Borçlunun icra mahkemesine başvurusunda, 103 davetiyesi tebliğ işleminin usulsüz olduğunu ve haczedilen taşınmazın haline münasip meskeni olduğunu ileri sürerek haczin kaldırılması isteminde bulunduğu, İlk Derece Mahkemesince, şikayetin kabulü ile, tebliğ tarihinin düzeltilmesine ve haczin kaldırılmasına karar verildiği, alacaklının istinaf başvurusu üzerine, Bölge Adliye Mahkemesince istinaf başvurusunun esastan reddine karar verildiği anlaşılmaktadır.

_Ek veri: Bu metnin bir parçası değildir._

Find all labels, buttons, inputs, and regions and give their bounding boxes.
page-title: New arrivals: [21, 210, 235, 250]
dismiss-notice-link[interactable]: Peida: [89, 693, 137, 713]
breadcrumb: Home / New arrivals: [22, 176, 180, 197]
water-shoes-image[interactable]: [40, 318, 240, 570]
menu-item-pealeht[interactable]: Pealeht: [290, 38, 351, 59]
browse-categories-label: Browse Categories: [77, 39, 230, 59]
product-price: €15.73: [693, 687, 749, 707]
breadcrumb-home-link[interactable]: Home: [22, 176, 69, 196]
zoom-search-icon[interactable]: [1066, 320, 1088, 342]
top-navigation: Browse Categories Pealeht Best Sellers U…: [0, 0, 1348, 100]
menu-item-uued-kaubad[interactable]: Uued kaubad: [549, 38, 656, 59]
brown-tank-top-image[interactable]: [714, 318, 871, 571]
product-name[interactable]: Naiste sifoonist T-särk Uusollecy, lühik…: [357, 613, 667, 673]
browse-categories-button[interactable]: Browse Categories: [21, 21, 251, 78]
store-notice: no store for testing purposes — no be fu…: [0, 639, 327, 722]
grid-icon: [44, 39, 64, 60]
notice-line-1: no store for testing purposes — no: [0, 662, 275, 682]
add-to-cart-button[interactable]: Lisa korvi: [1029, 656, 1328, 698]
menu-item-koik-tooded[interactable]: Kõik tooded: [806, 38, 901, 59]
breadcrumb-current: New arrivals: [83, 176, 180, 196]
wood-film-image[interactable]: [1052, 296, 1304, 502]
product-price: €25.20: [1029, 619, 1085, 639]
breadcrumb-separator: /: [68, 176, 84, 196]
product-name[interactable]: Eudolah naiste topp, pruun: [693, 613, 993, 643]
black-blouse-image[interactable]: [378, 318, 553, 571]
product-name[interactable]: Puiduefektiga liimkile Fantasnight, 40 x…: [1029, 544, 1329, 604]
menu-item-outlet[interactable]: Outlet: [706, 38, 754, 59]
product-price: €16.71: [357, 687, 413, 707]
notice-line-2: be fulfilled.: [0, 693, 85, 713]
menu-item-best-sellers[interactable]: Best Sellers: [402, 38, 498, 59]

2004 sayılı İcra ve İflas Kanunu’nun 82/1-12. maddesi gereğince; borçlunun “haline münasip” evi haczedilemez. Bu maddeye dayalı haczedilmezlik şikayetinde bulunma hakkı borçlunun şahsına sıkı sıkıya bağlıdır. Bu nedenle haczedilmezlik şikayetinin incelenmesi sırasında, şikayetçi borçlunun ölümü halinde mirasçılarının yargılamayı sürdürmeleri mümkün değildir.

Somut olayda, şikayetçi S.’ın haczedilmezlik şikayetinde bulunduktan sonra 26.06.2021 tarihinde vefat ettiği dosyada mübrez nüfus kayıt örneğinden anlaşılmaktadır.

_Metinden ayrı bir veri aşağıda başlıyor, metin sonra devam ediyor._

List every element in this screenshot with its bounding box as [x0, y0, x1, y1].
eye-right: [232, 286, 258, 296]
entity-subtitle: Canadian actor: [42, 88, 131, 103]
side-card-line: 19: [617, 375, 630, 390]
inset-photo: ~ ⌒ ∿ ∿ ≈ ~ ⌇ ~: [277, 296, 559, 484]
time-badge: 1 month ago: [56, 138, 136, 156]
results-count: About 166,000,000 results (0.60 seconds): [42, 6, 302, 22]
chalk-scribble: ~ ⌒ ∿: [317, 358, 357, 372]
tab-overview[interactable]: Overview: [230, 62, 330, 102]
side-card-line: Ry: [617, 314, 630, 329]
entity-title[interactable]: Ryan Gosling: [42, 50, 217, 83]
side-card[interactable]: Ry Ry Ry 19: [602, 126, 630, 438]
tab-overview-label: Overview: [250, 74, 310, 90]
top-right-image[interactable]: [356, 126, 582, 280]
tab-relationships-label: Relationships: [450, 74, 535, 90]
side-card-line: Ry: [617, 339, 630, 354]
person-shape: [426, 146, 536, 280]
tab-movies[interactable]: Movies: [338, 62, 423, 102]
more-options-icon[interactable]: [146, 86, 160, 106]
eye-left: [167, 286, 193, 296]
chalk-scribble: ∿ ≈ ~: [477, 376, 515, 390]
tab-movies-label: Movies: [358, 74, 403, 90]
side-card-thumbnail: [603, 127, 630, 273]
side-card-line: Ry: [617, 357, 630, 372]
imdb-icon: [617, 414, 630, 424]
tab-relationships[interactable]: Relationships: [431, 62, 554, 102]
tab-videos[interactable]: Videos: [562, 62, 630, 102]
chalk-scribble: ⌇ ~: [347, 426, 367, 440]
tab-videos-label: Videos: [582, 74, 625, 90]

Borçlunun ölümü ile İİK’nun 53.maddesi uyarınca; alacaklı tarafından takibin mirasçılara yöneltilmesi ve bu konuda muhtıra tebliğinden sonra, mirasçılar haczin kendilerine tebliğ tarihinden ya da öğrenmeleri halinde bu tarihten itibaren İİK’nun 16/1. maddesinde ön görülen yasal yedi günlük sürede İİK’nun 82/1-12. maddesi uyarınca kendileri adına haczedilmezlik şikayetinde bulunma hakları vardır.

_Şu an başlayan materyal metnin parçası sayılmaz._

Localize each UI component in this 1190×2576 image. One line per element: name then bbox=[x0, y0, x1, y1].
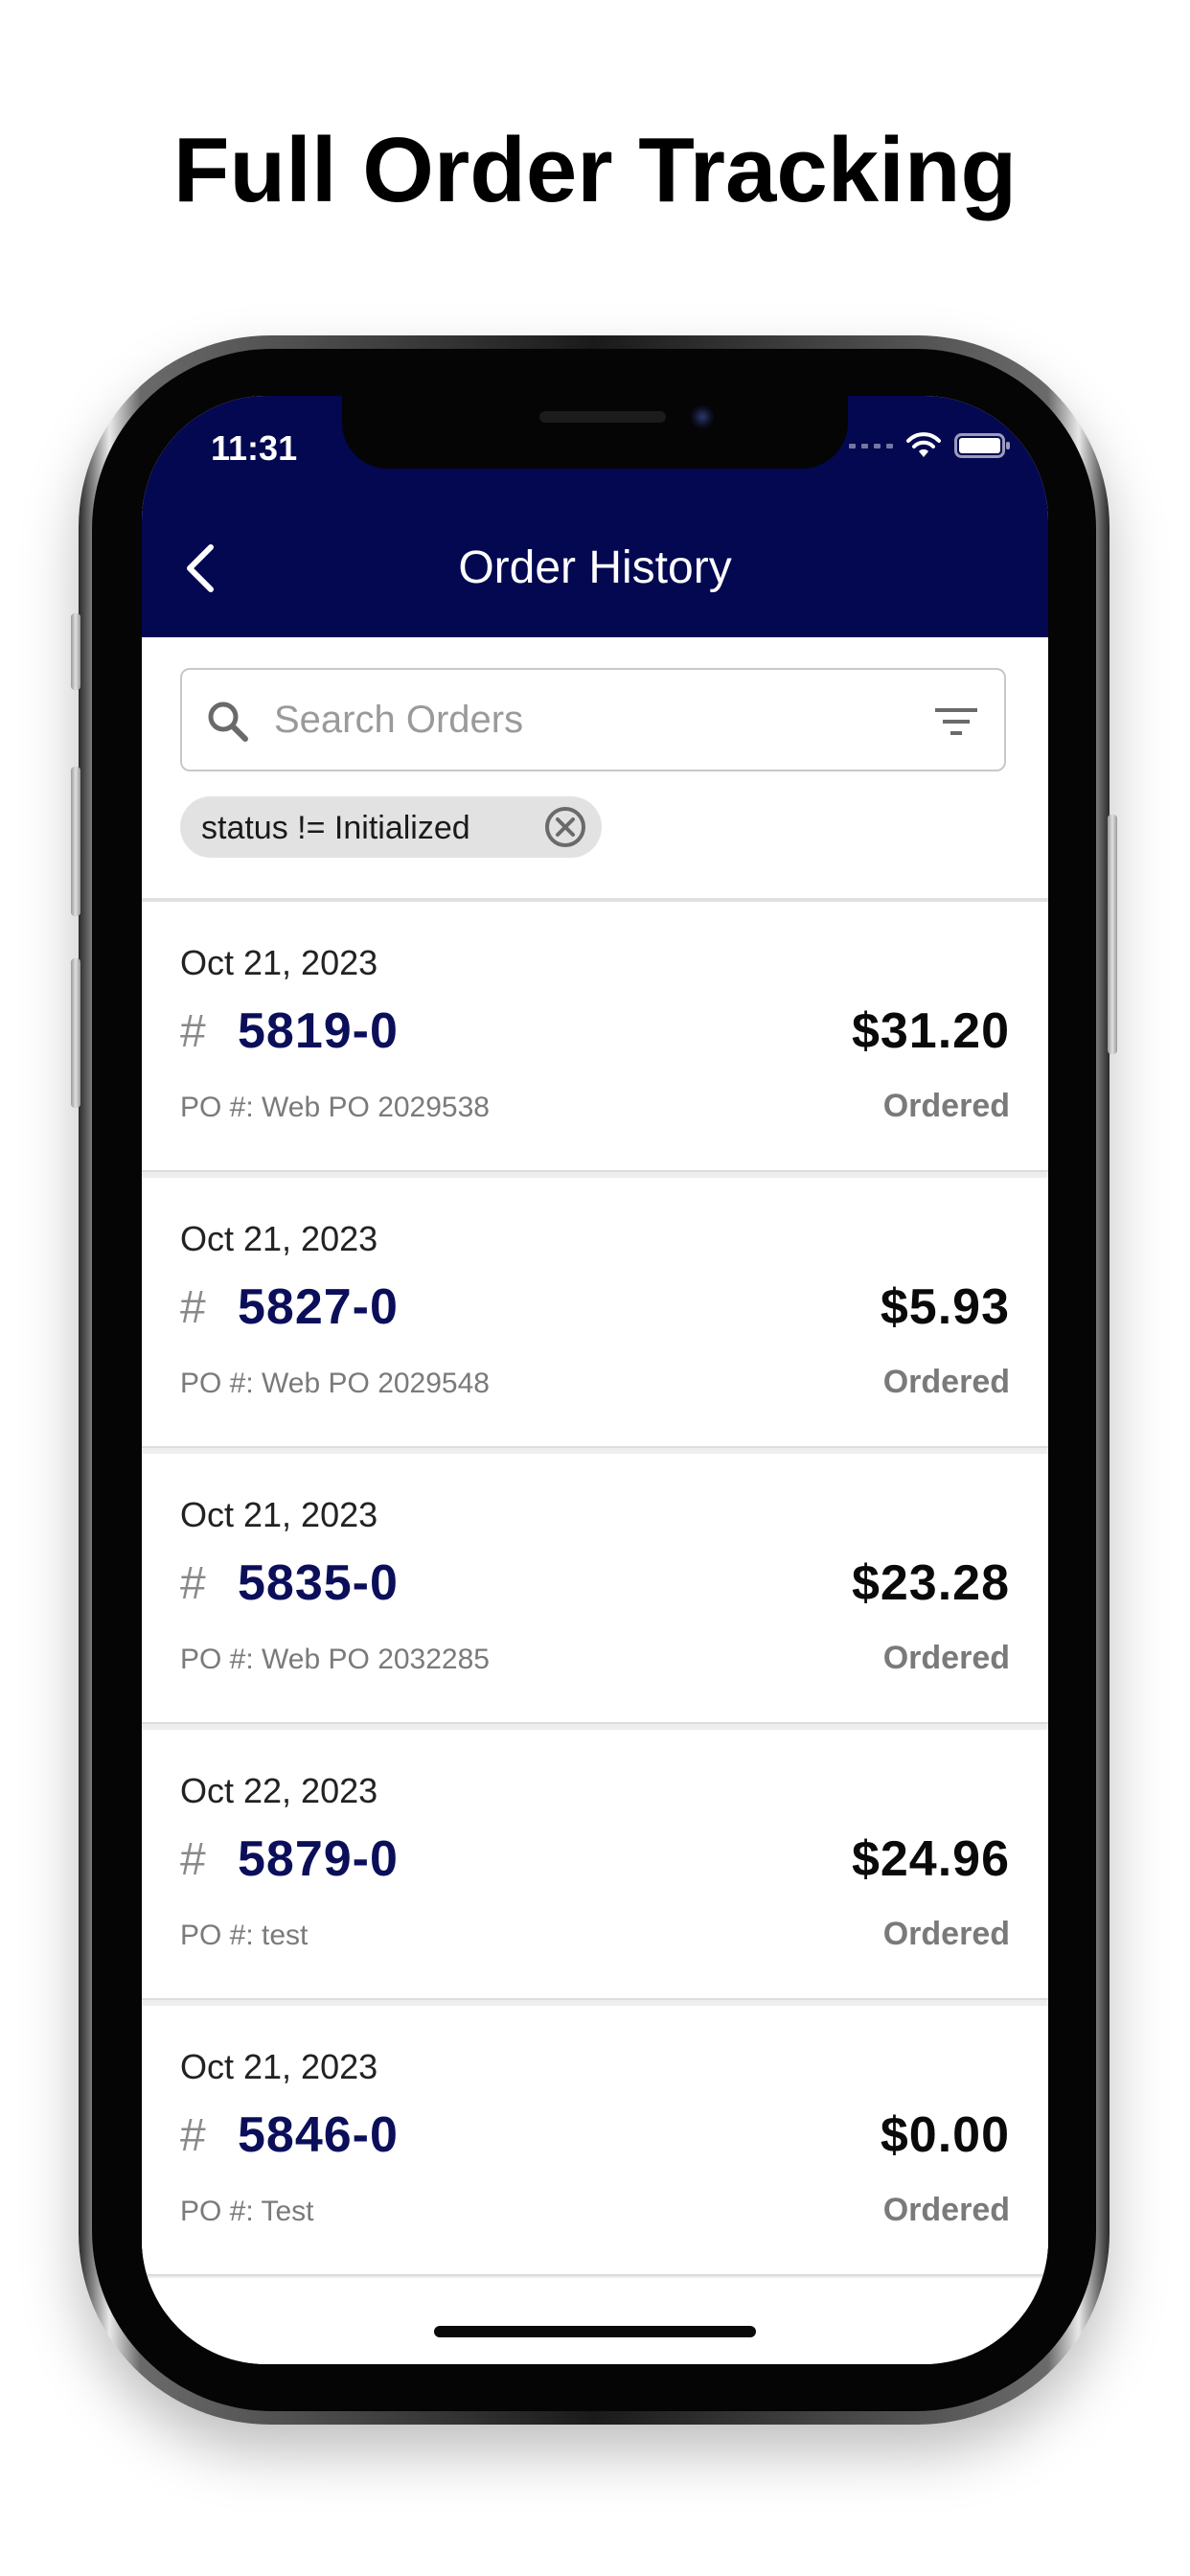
wifi-icon bbox=[906, 432, 941, 457]
page-title: Order History bbox=[458, 542, 732, 593]
order-date: Oct 21, 2023 bbox=[180, 2047, 378, 2086]
order-row[interactable]: Oct 21, 2023 # 5827-0 $5.93 PO #: Web PO… bbox=[142, 1178, 1048, 1448]
screen-bottom-area bbox=[142, 2278, 1048, 2364]
order-status: Ordered bbox=[882, 1640, 1010, 1676]
order-hash-symbol: # bbox=[180, 1006, 206, 1057]
order-row[interactable]: Oct 21, 2023 # 5846-0 $0.00 PO #: Test O… bbox=[142, 2006, 1048, 2276]
order-row[interactable]: Oct 21, 2023 # 5835-0 $23.28 PO #: Web P… bbox=[142, 1454, 1048, 1724]
order-number: 5879-0 bbox=[238, 1831, 399, 1887]
order-row[interactable]: Oct 22, 2023 # 5879-0 $24.96 PO #: test … bbox=[142, 1730, 1048, 2000]
order-date: Oct 21, 2023 bbox=[180, 943, 378, 982]
close-circle-icon[interactable] bbox=[542, 804, 588, 850]
signal-icon bbox=[849, 443, 893, 448]
search-bar[interactable] bbox=[180, 668, 1006, 771]
speaker-grille bbox=[539, 411, 666, 423]
order-hash-symbol: # bbox=[180, 1558, 206, 1609]
status-bar-icons bbox=[849, 432, 1012, 459]
order-po-number: PO #: Web PO 2029538 bbox=[180, 1092, 490, 1123]
order-po-number: PO #: Web PO 2029548 bbox=[180, 1368, 490, 1399]
filter-icon[interactable] bbox=[933, 704, 979, 739]
order-status: Ordered bbox=[882, 1916, 1010, 1952]
order-po-number: PO #: Test bbox=[180, 2196, 314, 2227]
order-number: 5835-0 bbox=[238, 1555, 399, 1611]
order-number: 5827-0 bbox=[238, 1279, 399, 1335]
order-amount: $5.93 bbox=[880, 1279, 1010, 1335]
power-button bbox=[1108, 815, 1117, 1054]
mute-switch bbox=[71, 613, 80, 690]
volume-up-button bbox=[71, 767, 80, 916]
order-amount: $23.28 bbox=[851, 1555, 1010, 1611]
order-status: Ordered bbox=[882, 2192, 1010, 2228]
order-amount: $24.96 bbox=[851, 1831, 1010, 1887]
order-po-number: PO #: Web PO 2032285 bbox=[180, 1644, 490, 1675]
order-amount: $31.20 bbox=[851, 1003, 1010, 1059]
filter-chip[interactable]: status != Initialized bbox=[180, 796, 602, 858]
search-input[interactable] bbox=[274, 691, 906, 748]
order-hash-symbol: # bbox=[180, 2110, 206, 2161]
front-camera bbox=[691, 405, 714, 428]
filter-chip-label: status != Initialized bbox=[201, 810, 470, 846]
phone-screen: 11:31 Order History Search Orders status… bbox=[142, 396, 1048, 2364]
order-date: Oct 21, 2023 bbox=[180, 1219, 378, 1258]
order-number: 5819-0 bbox=[238, 1003, 399, 1059]
order-status: Ordered bbox=[882, 1088, 1010, 1124]
search-icon bbox=[208, 702, 248, 742]
marketing-headline: Full Order Tracking bbox=[172, 119, 1018, 221]
order-status: Ordered bbox=[882, 1364, 1010, 1400]
order-list: Oct 21, 2023 # 5819-0 $31.20 PO #: Web P… bbox=[142, 898, 1048, 2282]
order-hash-symbol: # bbox=[180, 1834, 206, 1885]
order-po-number: PO #: test bbox=[180, 1920, 309, 1951]
order-hash-symbol: # bbox=[180, 1282, 206, 1333]
status-bar-time: 11:31 bbox=[211, 428, 298, 468]
battery-icon bbox=[954, 433, 1010, 458]
device-notch bbox=[342, 396, 848, 469]
home-indicator[interactable] bbox=[434, 2326, 756, 2337]
order-date: Oct 22, 2023 bbox=[180, 1771, 378, 1810]
order-number: 5846-0 bbox=[238, 2107, 399, 2163]
order-date: Oct 21, 2023 bbox=[180, 1495, 378, 1534]
order-amount: $0.00 bbox=[880, 2107, 1010, 2163]
volume-down-button bbox=[71, 958, 80, 1108]
order-row[interactable]: Oct 21, 2023 # 5819-0 $31.20 PO #: Web P… bbox=[142, 902, 1048, 1172]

O halde, borçlunun vefatı nedeniyle muris yönünden haczedilmezlik şikayetinin konusu kalmadığından, mahkemece istemin reddi yerine yazılı şekilde hüküm tesisi hatalı olup, kararın bozulması gerekmiştir.

SONUÇ : Alacaklının temyiz isteminin kabulü ile, yukarıda yazılı nedenlerle 5311 sayılı Kanun ile değişik İİK’nin 364/2. maddesinin göndermesiyle uygulanması gereken 6100 sayılı HMK’nun 373/1. maddesi uyarınca, Konya Bölge Adliye Mahkemesi 7. Hukuk Dairesinin 07.12.2021 tarih ve 2021/1802 E. – 2021/1763 K. sayılı kararının KALDIRILMASINA, Konya 4. İcra Hukuk Mahkemesinin 14.10.2021 tarih ve 2020/87 E. – 2021/413 K. sayılı kararının BOZULMASINA, peşin alınan temyiz harcının istek halinde ilgiliye iadesine, bozma nedenine göre temyiz itirazlarının incelenmesine yer olmadığına, dosyanın İlk Derece Mahkemesine, kararın bir örneğinin de, Bölge Adliye Mahkemesine gönderilmesine, 05.10.2022 tarihinde oybirliğiyle karar verildi.